The monitoring report addresses two questions:
• How have the risks mentioned in the Hague Resilience Strategy developed?
• What is the status from the initiatives in the Hague Resilience Strategy?
To answer these questions, we drew on the various social impact analyses about the corona crisis, information from the Dutch Bureau for Statistics and the national planning agencies and the international World Risk Report of the World Economic Forum. Information on the progress of the initiatives was collected through interviews.
Like the Resilience Strategy, the monitoring report distinguishes between two types of risk: things that go wrong immediately, such as a cyber attack, extreme weather, a pandemic or attack. These are called shocks in the report. In addition, there are things that take place gradually that can have an impact on the functioning of a city in the long run such as climate change, undermining criminality, segregation or poverty. These are called stresses in the report. The corona crisis underlines the importance of considering these two types of risks in conjunction. In addition, existing stresses, such as poverty, loneliness and inequality of opportunity, amplify or arise from the consequences of the corona crisis. This ensures that certain residents or neighborhoods are hit harder than others.
Of course, the corona crisis is not the only risk. Cities worldwide have to deal with climate change, growth, a changing economy and an increasing cyber threat, among other things. The monitoring report describes on the basis of data and examples that The Hague is no exception. The developments described emphasize the importance for the Municipal Executive to make the city as resistant as possible to them. This responsibility is widely taken up, both in the city and by the municipal organisation. In addition to the municipal services, the Hague Resilience Program also contributes to this. The monitoring report mentions two risks that were not included in the Hague Resilience Strategy, but which were explicitly discussed in the sources consulted. These are (1) fake news & disinformation and (2) an accumulation of various shocks and stresses in young people.

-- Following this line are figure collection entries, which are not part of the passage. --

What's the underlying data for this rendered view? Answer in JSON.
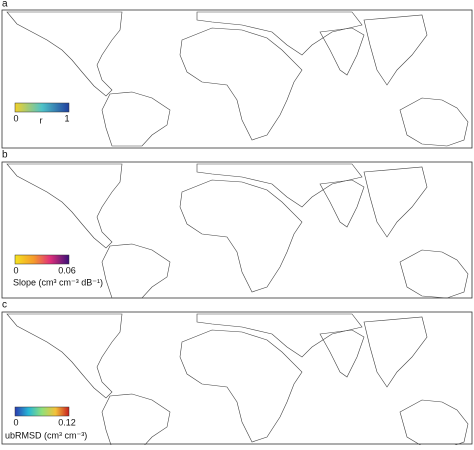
{
  "panels": [
    {
      "label": "a",
      "colorbar": {
        "ticks": [
          "0",
          "1"
        ],
        "title": "r"
      }
    },
    {
      "label": "b",
      "colorbar": {
        "ticks": [
          "0",
          "0.06"
        ],
        "title": "Slope (cm³ cm⁻³ dB⁻¹)"
      }
    },
    {
      "label": "c",
      "colorbar": {
        "ticks": [
          "0",
          "0.12"
        ],
        "title": "ubRMSD (cm³ cm⁻³)"
      }
    }
  ]
}
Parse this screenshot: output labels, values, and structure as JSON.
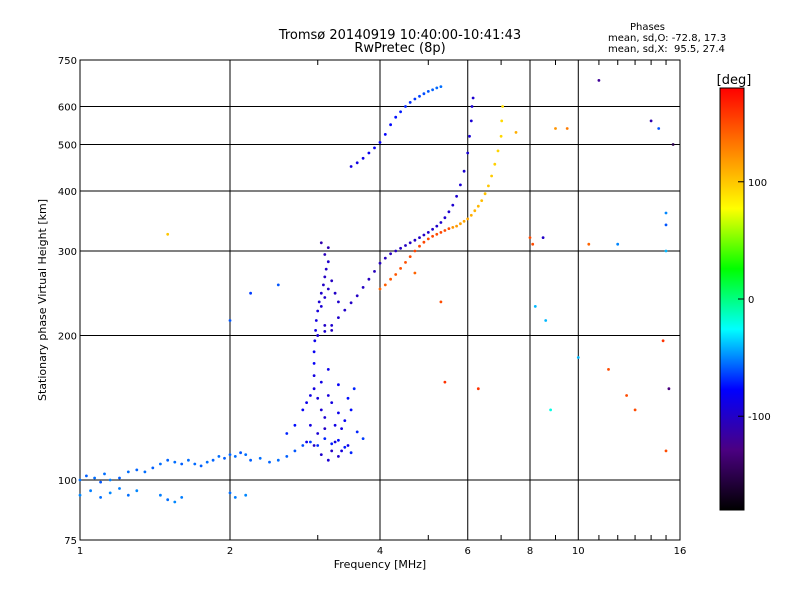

The challenge to increase urban resilience is to make the above-described relationship between risks work in favor of The Hague. This can be done, for example, by opting for interventions that adapt the city to climate change and at the same time have a positive social impact. By taking initiatives that ensure that The Hague's economy becomes stronger and at the same time makes it more accessible to people with a distance to the labor market. By organizing the mobility of The Hague in such a way that residents can move in a sustainable way, while at the same time connecting residents of vulnerable neighborhoods with new opportunities to work and learn. By taking initiatives that connect residents, both as a source of happiness and help. In good times, such combinations increase the quality of the city and The Hague's society. In bad times, they dampen the impact of setbacks and contribute to a resilient recovery. In 2019, The Hague Resilience Strategy described a selection of 41 new and existing initiatives that manage to make the combinations described above. The monitoring report describes how these 41 initiatives have fared over the past 2 years, what lessons have been learned and takes a look at the near future of each initiative. The picture that emerges from this is that a large number of the new initiatives have been started, realized or expanded. The initiatives that already existed have developed further or have even been scaled up. There are also initiatives that have since been terminated. The lessons that this offers us are taken into account when developing others.